We boomers are leaving a toxic legacy

We boomers are leaving a toxic legacy

We need to feel guilty because the poisoned bequest we are leaving behind us stems from our own neglect. We can blame politicians, who are usually in the crosshairs when things go wrong. And some – not all – should take some of the rap. But the charge of neglect can’t come to rest only on them. The relative ease of living for post-war generations in affluent democracies has been the outcome of an implicit collective agreement not to disturb conditions in which living standards increased, choice widened, societies became more permissive, security was guaranteed by U.S. hegemony and state benefits became, mostly, more generous.

The list of our negative bequests is a melancholy and frightening one, usually put aside with a sigh and a passing frisson of dread. That frisson has lingered recently because one element in the legacy, security guaranteed by nuclear weapons, feels less secure given reports that North Korea is now developing nuclear missiles that can strike the United States and much of Europe - as well, of course, as the U.S. allies of South Korea and Japan.

North Korea is not the only nuclear danger. In an alarming commentary, former U.S. Defense Secretary William J. Perry wrote that Russia is “well underway” in its nuclear rebuilding program and that the threat of nuclear catastrophe is greater than during the Cold War.

Nuclear annihilation is the largest of the malignant possibilities we have failed to address. Government debt is less dramatic, but steadily narrows the future economic choices available.

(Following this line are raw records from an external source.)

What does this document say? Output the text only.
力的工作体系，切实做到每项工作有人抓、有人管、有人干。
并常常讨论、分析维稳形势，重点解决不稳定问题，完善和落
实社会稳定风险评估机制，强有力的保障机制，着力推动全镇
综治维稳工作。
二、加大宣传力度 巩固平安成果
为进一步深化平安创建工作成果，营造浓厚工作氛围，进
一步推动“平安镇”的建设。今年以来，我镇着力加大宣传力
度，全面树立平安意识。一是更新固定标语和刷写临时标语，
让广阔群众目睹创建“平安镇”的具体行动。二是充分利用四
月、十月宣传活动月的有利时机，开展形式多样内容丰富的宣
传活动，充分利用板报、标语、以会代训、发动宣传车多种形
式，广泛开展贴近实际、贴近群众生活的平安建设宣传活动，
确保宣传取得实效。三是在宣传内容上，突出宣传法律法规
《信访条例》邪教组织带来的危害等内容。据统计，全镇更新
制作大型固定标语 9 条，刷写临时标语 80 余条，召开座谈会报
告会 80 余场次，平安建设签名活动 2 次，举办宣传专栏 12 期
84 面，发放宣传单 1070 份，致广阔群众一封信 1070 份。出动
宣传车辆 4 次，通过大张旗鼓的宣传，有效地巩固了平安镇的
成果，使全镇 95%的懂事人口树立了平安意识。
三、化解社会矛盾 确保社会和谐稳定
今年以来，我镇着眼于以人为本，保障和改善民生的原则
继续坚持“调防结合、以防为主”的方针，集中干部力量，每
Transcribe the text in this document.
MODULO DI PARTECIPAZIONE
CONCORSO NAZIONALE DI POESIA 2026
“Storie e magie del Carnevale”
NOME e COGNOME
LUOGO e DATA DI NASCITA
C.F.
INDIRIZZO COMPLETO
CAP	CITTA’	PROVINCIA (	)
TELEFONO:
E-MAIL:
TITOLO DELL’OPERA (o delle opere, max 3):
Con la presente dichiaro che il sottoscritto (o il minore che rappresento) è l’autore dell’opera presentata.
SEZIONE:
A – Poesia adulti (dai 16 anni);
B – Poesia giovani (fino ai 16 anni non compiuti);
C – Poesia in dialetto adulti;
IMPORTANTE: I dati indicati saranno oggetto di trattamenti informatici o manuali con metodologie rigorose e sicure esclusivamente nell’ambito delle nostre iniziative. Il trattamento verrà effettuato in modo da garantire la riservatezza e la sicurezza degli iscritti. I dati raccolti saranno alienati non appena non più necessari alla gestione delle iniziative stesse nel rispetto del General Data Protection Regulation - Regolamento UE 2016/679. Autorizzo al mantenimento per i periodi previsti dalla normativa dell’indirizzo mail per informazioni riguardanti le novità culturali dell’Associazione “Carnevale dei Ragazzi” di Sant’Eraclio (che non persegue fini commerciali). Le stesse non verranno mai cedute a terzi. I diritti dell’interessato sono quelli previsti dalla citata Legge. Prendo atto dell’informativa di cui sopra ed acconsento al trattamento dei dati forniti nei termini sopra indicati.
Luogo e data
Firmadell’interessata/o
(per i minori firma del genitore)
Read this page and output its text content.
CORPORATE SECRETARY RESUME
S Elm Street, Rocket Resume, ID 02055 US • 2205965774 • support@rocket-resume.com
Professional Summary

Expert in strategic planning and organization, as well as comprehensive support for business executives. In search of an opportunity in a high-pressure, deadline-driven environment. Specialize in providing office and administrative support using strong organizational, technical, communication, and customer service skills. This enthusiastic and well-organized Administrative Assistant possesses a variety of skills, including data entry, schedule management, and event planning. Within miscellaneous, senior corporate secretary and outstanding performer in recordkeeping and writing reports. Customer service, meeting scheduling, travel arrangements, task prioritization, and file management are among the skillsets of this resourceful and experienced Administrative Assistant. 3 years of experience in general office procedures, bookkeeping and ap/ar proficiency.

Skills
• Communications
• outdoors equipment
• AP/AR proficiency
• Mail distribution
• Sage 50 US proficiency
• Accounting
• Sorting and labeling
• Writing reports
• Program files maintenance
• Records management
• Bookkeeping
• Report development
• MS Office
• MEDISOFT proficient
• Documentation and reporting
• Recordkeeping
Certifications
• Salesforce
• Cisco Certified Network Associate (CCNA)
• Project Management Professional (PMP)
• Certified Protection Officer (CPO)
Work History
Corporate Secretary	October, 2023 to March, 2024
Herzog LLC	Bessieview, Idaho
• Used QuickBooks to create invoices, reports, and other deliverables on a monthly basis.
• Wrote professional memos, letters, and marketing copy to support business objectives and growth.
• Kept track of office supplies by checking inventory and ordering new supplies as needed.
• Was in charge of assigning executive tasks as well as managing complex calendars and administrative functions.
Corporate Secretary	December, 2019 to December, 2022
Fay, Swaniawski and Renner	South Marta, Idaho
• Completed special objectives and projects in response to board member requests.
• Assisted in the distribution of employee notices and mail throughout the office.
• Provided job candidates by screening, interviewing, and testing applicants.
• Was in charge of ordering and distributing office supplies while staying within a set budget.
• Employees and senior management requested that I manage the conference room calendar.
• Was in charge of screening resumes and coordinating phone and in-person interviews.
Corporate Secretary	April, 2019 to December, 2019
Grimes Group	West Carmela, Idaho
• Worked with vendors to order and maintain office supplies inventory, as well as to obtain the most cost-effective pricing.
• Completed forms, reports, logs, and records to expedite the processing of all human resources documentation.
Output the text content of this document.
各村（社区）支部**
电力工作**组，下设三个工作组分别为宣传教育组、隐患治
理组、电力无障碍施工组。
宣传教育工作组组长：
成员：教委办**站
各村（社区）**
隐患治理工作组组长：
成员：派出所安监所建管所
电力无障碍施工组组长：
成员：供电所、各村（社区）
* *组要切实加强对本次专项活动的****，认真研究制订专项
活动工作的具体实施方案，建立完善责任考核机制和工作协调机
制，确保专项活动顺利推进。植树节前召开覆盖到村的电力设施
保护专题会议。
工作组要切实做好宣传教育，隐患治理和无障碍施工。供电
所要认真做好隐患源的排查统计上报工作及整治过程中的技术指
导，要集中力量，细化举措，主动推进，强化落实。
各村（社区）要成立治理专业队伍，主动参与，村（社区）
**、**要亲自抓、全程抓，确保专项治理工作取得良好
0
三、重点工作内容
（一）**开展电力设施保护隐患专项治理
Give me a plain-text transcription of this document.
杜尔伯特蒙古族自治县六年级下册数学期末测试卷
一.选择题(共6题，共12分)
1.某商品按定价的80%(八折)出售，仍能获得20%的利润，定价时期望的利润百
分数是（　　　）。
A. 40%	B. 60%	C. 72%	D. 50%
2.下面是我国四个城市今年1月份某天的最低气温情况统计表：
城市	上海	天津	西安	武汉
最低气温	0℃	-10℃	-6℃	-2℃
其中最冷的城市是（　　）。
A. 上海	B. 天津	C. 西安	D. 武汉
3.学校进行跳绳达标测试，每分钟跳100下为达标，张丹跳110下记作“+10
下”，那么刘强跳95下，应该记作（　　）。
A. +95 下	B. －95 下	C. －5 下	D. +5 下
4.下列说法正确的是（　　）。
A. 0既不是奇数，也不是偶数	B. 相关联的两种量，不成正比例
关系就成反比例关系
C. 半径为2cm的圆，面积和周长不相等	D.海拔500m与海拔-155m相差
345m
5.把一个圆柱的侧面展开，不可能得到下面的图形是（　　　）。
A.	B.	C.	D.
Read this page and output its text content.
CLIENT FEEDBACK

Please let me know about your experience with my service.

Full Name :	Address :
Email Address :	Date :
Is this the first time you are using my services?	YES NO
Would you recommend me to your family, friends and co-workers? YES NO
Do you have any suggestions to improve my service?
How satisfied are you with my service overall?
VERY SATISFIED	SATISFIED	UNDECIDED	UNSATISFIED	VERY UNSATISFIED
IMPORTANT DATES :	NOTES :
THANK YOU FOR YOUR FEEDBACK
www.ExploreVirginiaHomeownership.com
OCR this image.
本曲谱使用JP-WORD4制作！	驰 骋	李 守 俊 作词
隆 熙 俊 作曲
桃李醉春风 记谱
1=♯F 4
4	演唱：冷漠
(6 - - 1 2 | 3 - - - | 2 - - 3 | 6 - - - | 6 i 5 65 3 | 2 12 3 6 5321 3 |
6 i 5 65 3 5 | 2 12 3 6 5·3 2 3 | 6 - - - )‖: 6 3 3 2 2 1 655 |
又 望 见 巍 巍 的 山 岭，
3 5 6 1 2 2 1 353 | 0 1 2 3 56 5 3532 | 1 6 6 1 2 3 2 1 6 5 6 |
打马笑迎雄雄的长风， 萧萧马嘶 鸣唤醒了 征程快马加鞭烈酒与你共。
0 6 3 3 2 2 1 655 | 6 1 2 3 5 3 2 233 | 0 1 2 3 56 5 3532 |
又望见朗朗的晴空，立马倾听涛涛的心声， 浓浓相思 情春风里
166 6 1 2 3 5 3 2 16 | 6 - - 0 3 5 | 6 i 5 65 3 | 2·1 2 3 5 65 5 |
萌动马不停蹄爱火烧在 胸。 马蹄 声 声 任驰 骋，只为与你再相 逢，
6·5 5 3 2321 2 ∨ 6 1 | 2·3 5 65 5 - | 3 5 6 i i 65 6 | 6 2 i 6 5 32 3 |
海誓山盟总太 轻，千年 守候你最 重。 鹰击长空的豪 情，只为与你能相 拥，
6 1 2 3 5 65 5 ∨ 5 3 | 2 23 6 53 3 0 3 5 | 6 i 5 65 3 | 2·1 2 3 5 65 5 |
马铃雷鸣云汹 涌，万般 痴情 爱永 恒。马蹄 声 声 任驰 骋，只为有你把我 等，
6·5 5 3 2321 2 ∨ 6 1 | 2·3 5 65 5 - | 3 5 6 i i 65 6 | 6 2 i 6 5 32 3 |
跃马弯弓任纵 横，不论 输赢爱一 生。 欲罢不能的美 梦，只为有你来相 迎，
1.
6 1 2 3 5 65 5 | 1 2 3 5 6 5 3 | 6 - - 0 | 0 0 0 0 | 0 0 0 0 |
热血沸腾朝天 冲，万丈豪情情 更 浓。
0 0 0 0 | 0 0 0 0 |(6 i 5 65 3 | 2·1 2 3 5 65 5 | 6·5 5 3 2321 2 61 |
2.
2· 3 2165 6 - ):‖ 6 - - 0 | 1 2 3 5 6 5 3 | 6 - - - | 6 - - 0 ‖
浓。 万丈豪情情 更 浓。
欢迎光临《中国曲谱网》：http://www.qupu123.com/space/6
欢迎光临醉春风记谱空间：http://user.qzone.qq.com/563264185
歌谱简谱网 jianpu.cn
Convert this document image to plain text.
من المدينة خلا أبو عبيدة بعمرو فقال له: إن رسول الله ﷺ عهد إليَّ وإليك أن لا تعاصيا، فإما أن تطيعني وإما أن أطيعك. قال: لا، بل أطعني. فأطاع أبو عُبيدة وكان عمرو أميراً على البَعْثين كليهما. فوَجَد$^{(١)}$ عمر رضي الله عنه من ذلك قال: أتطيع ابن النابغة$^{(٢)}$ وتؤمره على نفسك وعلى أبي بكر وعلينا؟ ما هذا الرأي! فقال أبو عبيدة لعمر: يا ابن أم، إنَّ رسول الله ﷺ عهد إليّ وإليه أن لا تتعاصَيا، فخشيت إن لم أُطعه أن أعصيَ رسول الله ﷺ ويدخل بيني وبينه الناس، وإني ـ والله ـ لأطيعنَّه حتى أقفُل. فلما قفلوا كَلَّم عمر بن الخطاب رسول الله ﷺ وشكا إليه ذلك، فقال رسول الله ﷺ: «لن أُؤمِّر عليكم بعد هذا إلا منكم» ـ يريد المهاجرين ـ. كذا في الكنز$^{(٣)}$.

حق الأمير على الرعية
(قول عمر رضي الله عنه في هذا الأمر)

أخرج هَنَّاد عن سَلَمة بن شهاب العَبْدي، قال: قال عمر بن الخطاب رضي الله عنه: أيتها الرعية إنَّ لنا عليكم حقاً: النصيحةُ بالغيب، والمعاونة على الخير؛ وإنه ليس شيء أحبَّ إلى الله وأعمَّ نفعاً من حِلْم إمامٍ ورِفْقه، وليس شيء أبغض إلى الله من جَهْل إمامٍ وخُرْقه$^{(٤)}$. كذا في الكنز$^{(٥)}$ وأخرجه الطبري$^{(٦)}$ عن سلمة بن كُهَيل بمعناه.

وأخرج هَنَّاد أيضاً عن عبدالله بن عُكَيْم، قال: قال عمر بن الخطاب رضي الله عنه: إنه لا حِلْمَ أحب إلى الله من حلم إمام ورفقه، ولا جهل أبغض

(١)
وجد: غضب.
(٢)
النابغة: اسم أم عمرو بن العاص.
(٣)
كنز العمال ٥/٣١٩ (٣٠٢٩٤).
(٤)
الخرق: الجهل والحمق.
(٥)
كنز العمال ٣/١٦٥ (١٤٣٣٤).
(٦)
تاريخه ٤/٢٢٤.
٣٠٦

To give the citizens in countries covered by welfare states the ability to buy cars, engage in travel and indulge in other leisure pursuits along with the necessities of life, most Western states have taken on huge public debts.

Wolfgang Schauble, the controversial outgoing German Finance Minister widely seen as the architect of austerity in the European Union, has warnedthat “the growth of public and private debt” constituted a very large risk – a fear echoed by the managing director of the International Monetary Fund, Christine Lagarde.

The world’s ecology gets no better, and may get worse – as President Trump announced a withdrawal from the Paris Agreement on climate change in June.

A study from MIT in August warned of “deadly heat waves” hitting India, Pakistan and Bangladesh, causing “devastation” within a few decades, if carbon emissions are not reduced. That would unleash a flight of refugees that would make the present one pale in comparison.

We’ve become used to learning of breakthroughs in the treatment of disease and chronic conditions, and the eradication, or substantial diminution, of feared diseases like polio. But new infectious diseases are erupting more frequently, spreading more quickly, and evading treatment more efficiently.

These and other fundamental threats demand strong government responses, but governments, especially in democracies, are weaker.
Post-war generations, especially the “boomers” (my own) have let the good times roll for too long. If that sounds unduly pessimistic in the face of continuing advances in many fields, neglectful of the fact that bad stuff always happens but the world continues, then reflect on the triggers – the list could be expanded - whose pulling could precipitate disaster.